5.Rio Ferdinand (Manchester)
Nemanja Vidic ve Rio Ferdinand gerçekten mükemmel bir ikili oldular. Vidic hava toplarında uzmanken, Ferdinand da hem oyunu okumakta bir uzman. Chelsea'nin ikilisi Terry ve Carvalho da elbette çok iyi ancak Chelsea ve United'ın oyun anlayışlarına baktığımızda, takımımızda yer alan ikilinin işinin daha zor olduğunu görebiliriz. Chelsea gibi 60-65 gol atan bir takımda 20-25 gol yemek normaldir çünkü takımın defansif olduğunu anlayabiliriz ancak United gibi 80 gol atan bir takımın yediği gol sayısını 22'de tutmak gerçekten büyük bir iş. Ferdinand bazılarını çok sempatik gelmeyebilir ancak özellikle ligin son haftalarında United kötü oynarken takımı ayakta tutan hiç kuşkusuz oydu. Diğer oyuncular için eleştiriler alacağımı biliyorum ama Ferdinand konusunda bana katılmayacak birisinin olacağını sanmıyorum. Bence o bu sezon Ronaldo'dan bile daha önemli işler yaptı.
6. Cesc Faßregas (Arsenal)
32 maç 19 assist (bazılarına göre 20)... Sadece bu istatistik bile onun bu takımda yer almasını sağlayacak bir kriter. Thierry Henry'nin gitmesi ile rahatlayan Arsenal'ın askerleri çok daha olumlu bir futbol oynarken takımın beyni hiç şüphesiz bu genç İspanyoldu. Ligin bitimine doğru performansı düşse de özellikle sezonun ilk yarısında Ronaldo ile birlikte en başarılı oyuncuydu. PFA onu Yılın Genç Oyuncu ödülü ile taçlandırdı. Sadece 21 yaşındayken yaklaşık 200 kez Arsenal forması giymek belki de kimseye nasip olmayacaktır. Gelecek sezon Arsenal'ın kaptanı olacağı yönünde haberler alıyorum. Yakışır.

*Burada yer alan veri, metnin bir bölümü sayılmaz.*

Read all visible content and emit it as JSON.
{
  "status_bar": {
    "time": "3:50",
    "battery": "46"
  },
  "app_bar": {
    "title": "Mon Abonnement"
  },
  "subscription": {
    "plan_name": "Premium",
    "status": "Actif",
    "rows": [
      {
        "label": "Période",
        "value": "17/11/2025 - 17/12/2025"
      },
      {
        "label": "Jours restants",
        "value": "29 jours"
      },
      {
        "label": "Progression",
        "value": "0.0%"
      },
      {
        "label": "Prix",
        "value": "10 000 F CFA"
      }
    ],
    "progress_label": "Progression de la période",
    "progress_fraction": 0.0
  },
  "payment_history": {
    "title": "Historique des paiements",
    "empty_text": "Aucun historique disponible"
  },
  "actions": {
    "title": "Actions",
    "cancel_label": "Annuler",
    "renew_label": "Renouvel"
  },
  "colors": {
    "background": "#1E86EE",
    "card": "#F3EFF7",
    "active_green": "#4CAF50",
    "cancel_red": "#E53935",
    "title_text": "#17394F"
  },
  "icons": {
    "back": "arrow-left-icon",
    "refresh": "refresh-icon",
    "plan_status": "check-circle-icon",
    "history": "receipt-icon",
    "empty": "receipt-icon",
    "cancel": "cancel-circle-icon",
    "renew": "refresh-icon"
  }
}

7. Cristiano Ronaldo (Manchester)
Takımımızda Rio Ferdinand ile birlikte tartışılmayacak ikinci oyuncu elbette Cristiano Ronaldo. Sağ kanatta onun performansına yaklaşabilecek herhangi bir oyuncu göremiyorum. Bırakın Premier Lig'i dünyanın en iyi oyuncusu şu anda o. Bir sağ kanat oyuncusunda hız ve teknik ararsınız ama onda bir futbolcuda olması gereken herşey var. Bu sezon her şekilde (kafa, ayak, frikik, penaltı, vs) gol atmayı başardı. Onun hakkında fazla konuşmaya gerek yok.
8.Steven Gerrard (L'Pool)
Liverpool ligde çok da iyi bir sezon geçirmese de Steven Gerrard yine istikrarlı bir sezonu geride bıraktı. Bir kaptan olarak örnek alınması gereken bir kişilik. Takımı için herşeyini veriyor. Attığı gollerle bizlerin ağızlarını açık bırakırken takım arkadaşlarını ateşliyor. Aslında Fabregas'ın yanına kimi seçeceğim konusunda oldukça düşündüm. Ballack da sezon ilerledikçe performansını oldukça geliştirdi. Özellikle final haftalarında çok kritik goller attı ama elbette tek yaptığı şey bu değildi. Orta alanda bu sezon bu takıma girmeyi kılpayı kaçıran diğer iki oyuncu ise Paul Scholes ve Gareth Barry.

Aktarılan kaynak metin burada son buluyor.